По дороге из церкви мне попались трое молодых англичан. Я успел привыкнуть к подобным встречам, и у меня на этот случай разработана особая тактика. Я замедляю шаг и стараюсь не смотреть в их сторону; будучи для них живым воплощением греха, я как могу продлеваю им наслаждение от столь волнующего зрелища. Но на этот раз, отойдя на безопасное расстояние, один из них обернулся и произнес: «Гляньте-ка! Вот миссис Уайльд идет. Экая пышная бабенка!» С пылающим лицом я продолжал идти, как шел, но, едва они повернули на улицу Дантона, я ринулся сюда, в свою комнату – потрясение оказалось непосильным для моих нервов. Я все еще дрожу, когда пишу эти строки. Я словно Кассандр из рождественского представления, которого лупит палкой арлекин и пинает клоун.

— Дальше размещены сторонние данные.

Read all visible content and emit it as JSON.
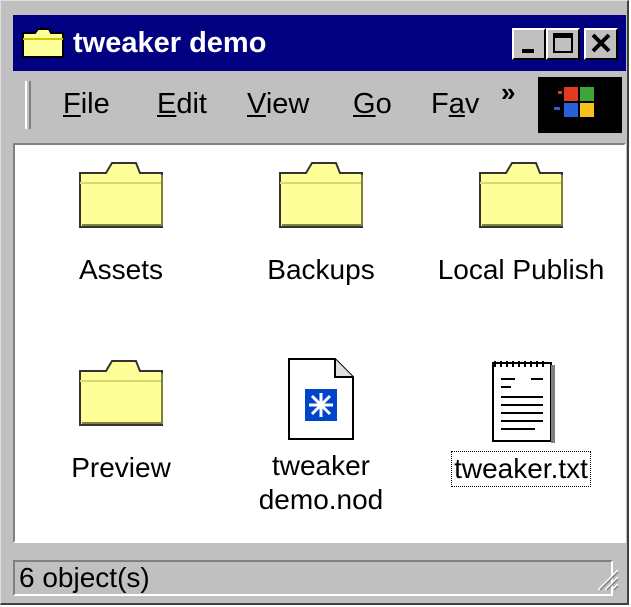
{
  "window": {
    "title": "tweaker demo"
  },
  "menu": {
    "items": [
      {
        "label": "File",
        "mnemonic": "F",
        "rest": "ile"
      },
      {
        "label": "Edit",
        "mnemonic": "E",
        "rest": "dit"
      },
      {
        "label": "View",
        "mnemonic": "V",
        "rest": "iew"
      },
      {
        "label": "Go",
        "mnemonic": "G",
        "rest": "o"
      },
      {
        "label": "Fav",
        "first": "F",
        "mnemonic": "a",
        "rest": "v"
      }
    ],
    "overflow": "»"
  },
  "items": [
    {
      "label": "Assets",
      "icon": "folder-icon"
    },
    {
      "label": "Backups",
      "icon": "folder-icon"
    },
    {
      "label": "Local Publish",
      "icon": "folder-icon"
    },
    {
      "label": "Preview",
      "icon": "folder-icon"
    },
    {
      "label_line1": "tweaker",
      "label_line2": "demo.nod",
      "icon": "nod-file-icon"
    },
    {
      "label": "tweaker.txt",
      "icon": "text-file-icon",
      "selected": true
    }
  ],
  "status": {
    "text": "6 object(s)"
  },
  "colors": {
    "titlebar": "#000080",
    "folder": "#ffff99",
    "face": "#c0c0c0"
  }
}
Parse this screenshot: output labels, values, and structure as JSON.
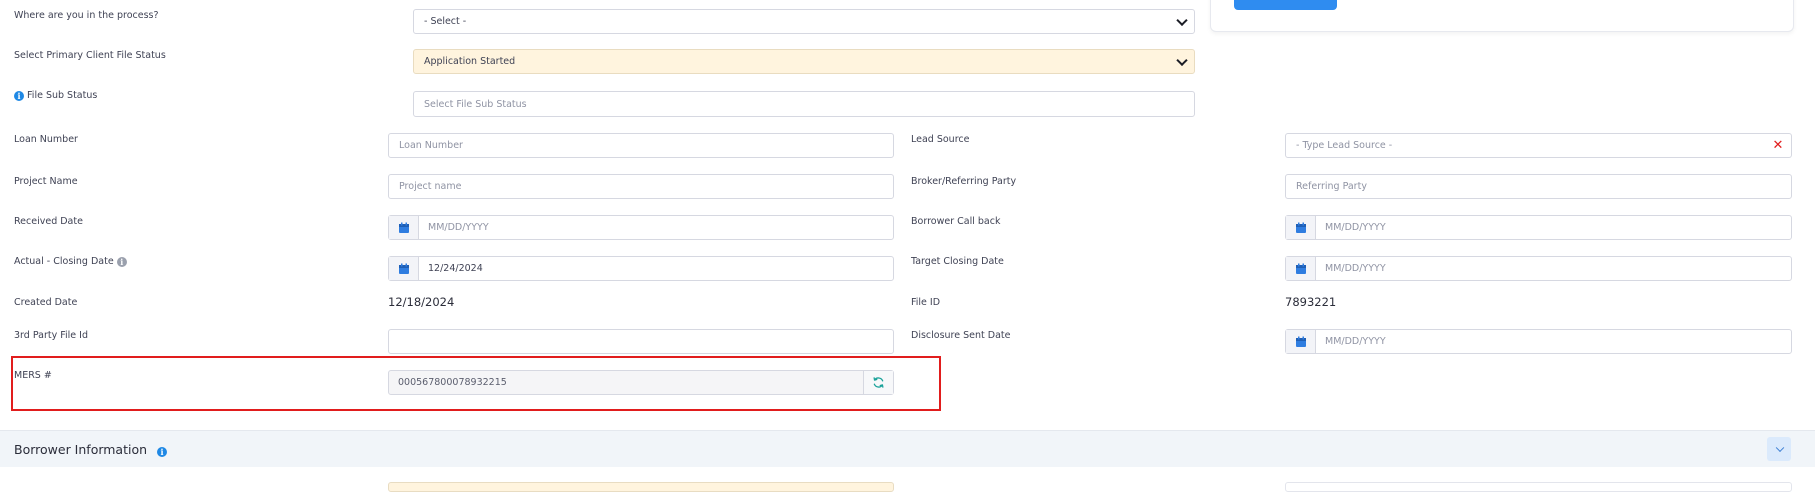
{
  "top_card": {},
  "process": {
    "label": "Where are you in the process?",
    "value": "- Select -"
  },
  "client_status": {
    "label": "Select Primary Client File Status",
    "value": "Application Started"
  },
  "sub_status": {
    "label": "File Sub Status",
    "placeholder": "Select File Sub Status"
  },
  "loan_number": {
    "label": "Loan Number",
    "placeholder": "Loan Number"
  },
  "lead_source": {
    "label": "Lead Source",
    "placeholder": "- Type Lead Source -",
    "clear_glyph": "✕"
  },
  "project_name": {
    "label": "Project Name",
    "placeholder": "Project name"
  },
  "broker": {
    "label": "Broker/Referring Party",
    "placeholder": "Referring Party"
  },
  "received_date": {
    "label": "Received Date",
    "placeholder": "MM/DD/YYYY"
  },
  "borrower_callback": {
    "label": "Borrower Call back",
    "placeholder": "MM/DD/YYYY"
  },
  "actual_closing": {
    "label": "Actual - Closing Date",
    "value": "12/24/2024"
  },
  "target_closing": {
    "label": "Target Closing Date",
    "placeholder": "MM/DD/YYYY"
  },
  "created_date": {
    "label": "Created Date",
    "value": "12/18/2024"
  },
  "file_id": {
    "label": "File ID",
    "value": "7893221"
  },
  "third_party": {
    "label": "3rd Party File Id",
    "value": ""
  },
  "disclosure_sent": {
    "label": "Disclosure Sent Date",
    "placeholder": "MM/DD/YYYY"
  },
  "mers": {
    "label": "MERS #",
    "value": "000567800078932215"
  },
  "borrower_section": {
    "title": "Borrower Information"
  },
  "colors": {
    "accent": "#2f8cf0",
    "highlight": "#e11d1d",
    "warm_select": "#fff4de",
    "teal_icon": "#1aa29a"
  }
}
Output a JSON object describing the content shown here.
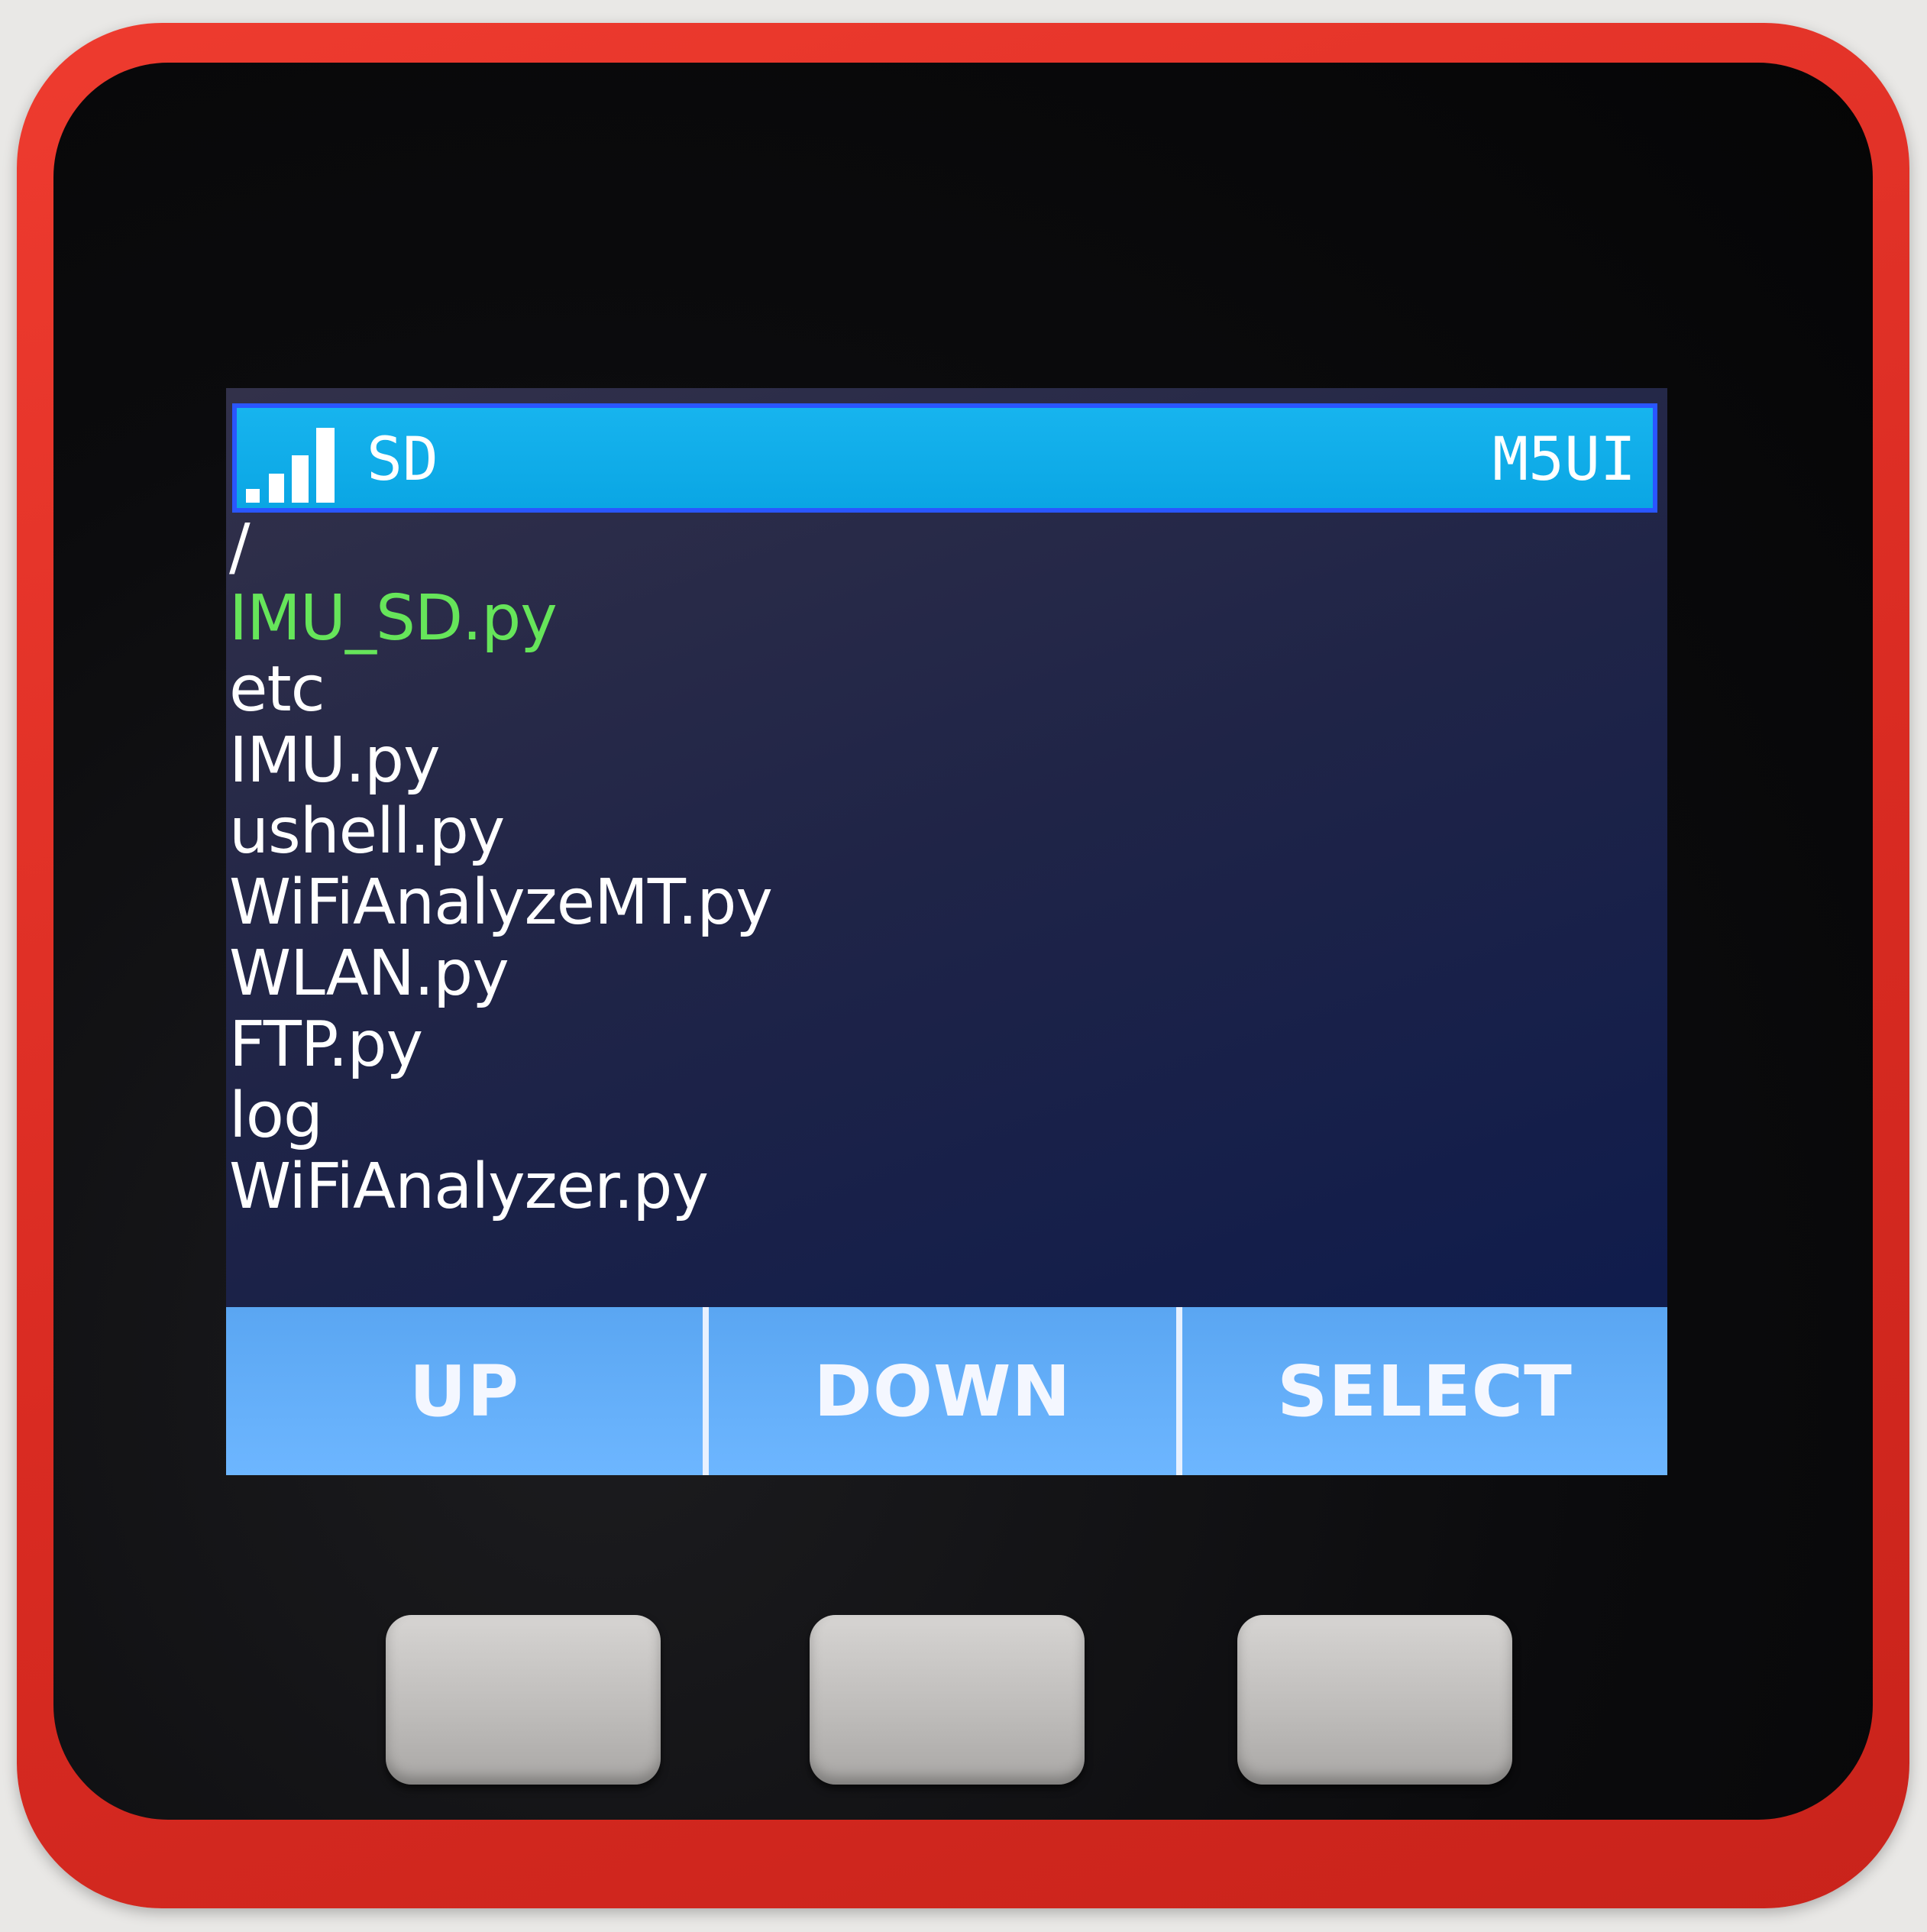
{
  "titlebar": {
    "left_label": "SD",
    "right_label": "M5UI",
    "signal_icon": "signal-strength-icon",
    "color": "#0aa6e4",
    "border_color": "#2a56ff"
  },
  "file_browser": {
    "current_path": "/",
    "selected_index": 0,
    "selected_color": "#66e55a",
    "items": [
      "IMU_SD.py",
      "etc",
      "IMU.py",
      "ushell.py",
      "WiFiAnalyzeMT.py",
      "WLAN.py",
      "FTP.py",
      "log",
      "WiFiAnalyzer.py"
    ]
  },
  "softkeys": {
    "a_label": "UP",
    "b_label": "DOWN",
    "c_label": "SELECT",
    "bar_color": "#6db6ff"
  },
  "device": {
    "body_color": "#e3312a"
  }
}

В ужасные дни судебного разбирательства я получил по почте конверт, в который было вложено изображение доисторического зверя. Именно так видели меня англичане. Что ж, они пытались приручить чудовище. Они заперли его в клетку. Странно, что после моего освобождения администрация Лондона не предложила мне должность человека-ядра или акробата в Тиволи. Уродливое внушает страх – Веласкес знал это, когда писал своих карликов, – но сломленное и жалкое не более чем тривиально.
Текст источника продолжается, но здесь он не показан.